Building local: the regional employer partnership opportunity

Virtual placements solve part of the problem. But there's also a compelling case for investing more deeply in local employer partnerships — not just as a WIL strategy, but as a regional development strategy.

Some of Australia's strongest regional WIL programs have been built on long-term, mutually beneficial relationships between institutions and local employers — councils, hospitals, agricultural businesses, community organisations. These placements often produce exceptionally engaged students, because they're working on problems that are real and local, with organisations that genuinely need the help.

NCVER research on vocational education consistently shows that students who complete placements close to home are more likely to remain in the region post-graduation — a meaningful outcome for communities that are actively trying to retain skilled workers.

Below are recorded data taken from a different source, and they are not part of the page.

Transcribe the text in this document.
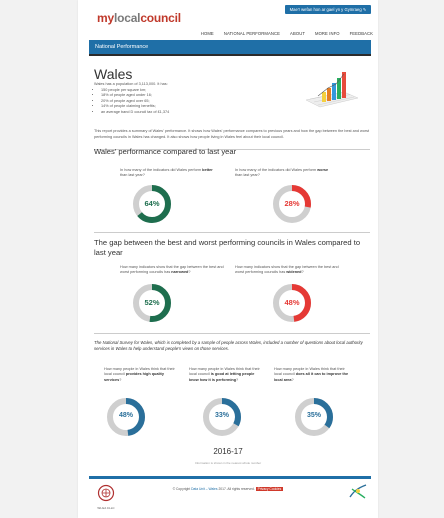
mylocalcouncil
Mae'r wefan hon ar gael yn y Gymraeg ✎
HOME NATIONAL PERFORMANCE ABOUT MORE INFO FEEDBACK
National Performance
Wales
Wales has a population of 3,113,000. It has:
• 150 people per square km;
• 18% of people aged under 16;
• 20% of people aged over 65;
• 14% of people claiming benefits;
• an average band D council tax of £1,374
This report provides a summary of Wales' performance. It shows how Wales' performance compares to previous years and how the gap between the best and worst performing councils in Wales has changed. It also shows how people living in Wales feel about their local council.
Wales' performance compared to last year
In how many of the indicators did Wales perform better than last year?
64%
In how many of the indicators did Wales perform worse than last year?
28%
The gap between the best and worst performing councils in Wales compared to last year
How many indicators show that the gap between the best and worst performing councils has narrowed?
52%
How many indicators show that the gap between the best and worst performing councils has widened?
48%
The National Survey for Wales, which is completed by a sample of people across Wales, included a number of questions about local authority services in Wales to help understand people's views on those services.
How many people in Wales think that their local council provides high quality services?
48%
How many people in Wales think that their local council is good at letting people know how it is performing?
33%
How many people in Wales think that their local council does all it can to improve the local area?
35%
2016-17
Information is shown in the nearest whole number
WLGA CLLC
© Copyright Data Unit – Wales 2017. All rights reserved. Privacy Cookies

The coordination challenge — and how technology helps

Managing regional placements at scale is administratively complex. Students may be spread across a vast geographic area. Employers may be small businesses without dedicated HR capacity. Supervisors may need more institutional support than their metropolitan counterparts.

This is where digital placement management tools make a genuine difference. When scheduling, communication, check-ins, and compliance tracking are handled through a central platform, the logistical overhead of managing dispersed placements drops considerably. Coordinators can support regional students and employers without needing to be physically present at every site.

The policy picture is also shifting. State and federal governments have signalled increasing interest in regional workforce development, with funding programs tied to regional placement activity emerging in several jurisdictions. Institutions that have the systems in place to demonstrate regional WIL engagement — and to scale it — are better positioned to access that support.

Regional students deserve the same quality of work-integrated learning experience as their metropolitan peers. Closing the gap requires deliberate strategy, strong local partnerships, and the right infrastructure. The institutions leading the way on this aren't waiting for someone else to solve it — they're building the solution themselves.